On the transport side, Deutsche Post has already purchased an additional 6,000 new parcel delivery vehicles ahead of its restructuring of nationwide transport systems that will include a redesign of Germany’s 650 parcel districts.
Jürgen Gerdes, Deutsche Post DHL’s Mail division board member said business and residential customers will benefit from the “dramatic improvement” in parcel services
“Our customers are going to see a dramatic improvement in our already market-leading quality and reliability,” said Jürgen Gerdes, the company’s Board Member for the Mail division.
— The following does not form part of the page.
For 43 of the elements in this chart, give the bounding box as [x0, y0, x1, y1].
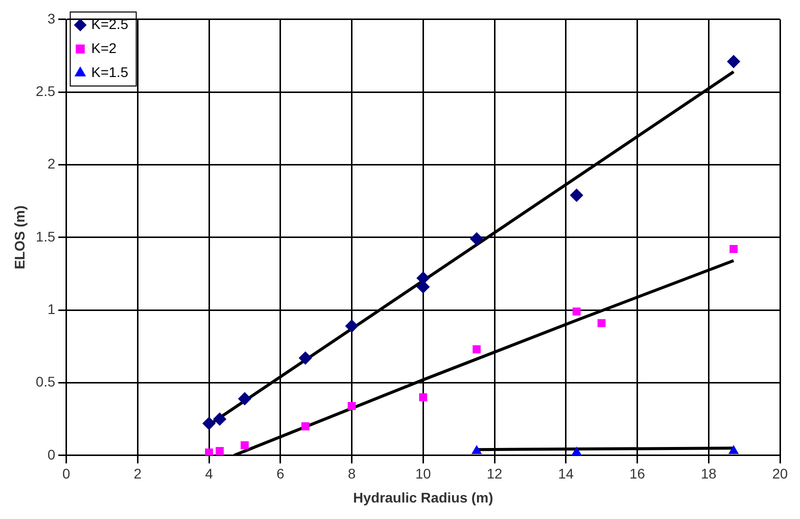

“Our goal in the future is to deliver a parcel anywhere in Germany as fast as we can deliver a letter today.”
Second pillar
Parcels already represent a fifth of Deutsche Post’s mail revenues, with DHL Parcel handling more than 2.6m parcels each day – an amount that doubles in the run-up to Christmas.
Deutsche Post said its investment programme would reposition parcels as the “second pillar” within its mail division, after traditional mail – building a “powerful platform” for further growth.
Along with the pilot processing plants in Greven, Kitzingen and Neuwied, the next wave of upgraded parcel processing centres will be those at Aschheim, Augsburg, Bielefeld, Dorsten, Hagen, Regensburg and Saulheim, where improvements will be seen as soon as this festive season.
Deutsche Post will adapt its transport system so that packages can be fed into the mailstream a lot later in the day and in much higher numbers than they can today.
State-of-the-art software systems will also mean customers have the greatest possible access to real-time parcel tracking information, the company said.
Last week, Deutsche Post also revealed its intentions to considerably expand its network of automated parcel collection stations, called Packstations.
Gerdes said: “With the click of the mouse we will be able to offer a considerably more efficient and flexible parcel delivery service, reducing all the while our carbon emissions and offering modern services for a new type of consumer. Both business and retail customers alike will benefit equally from this.”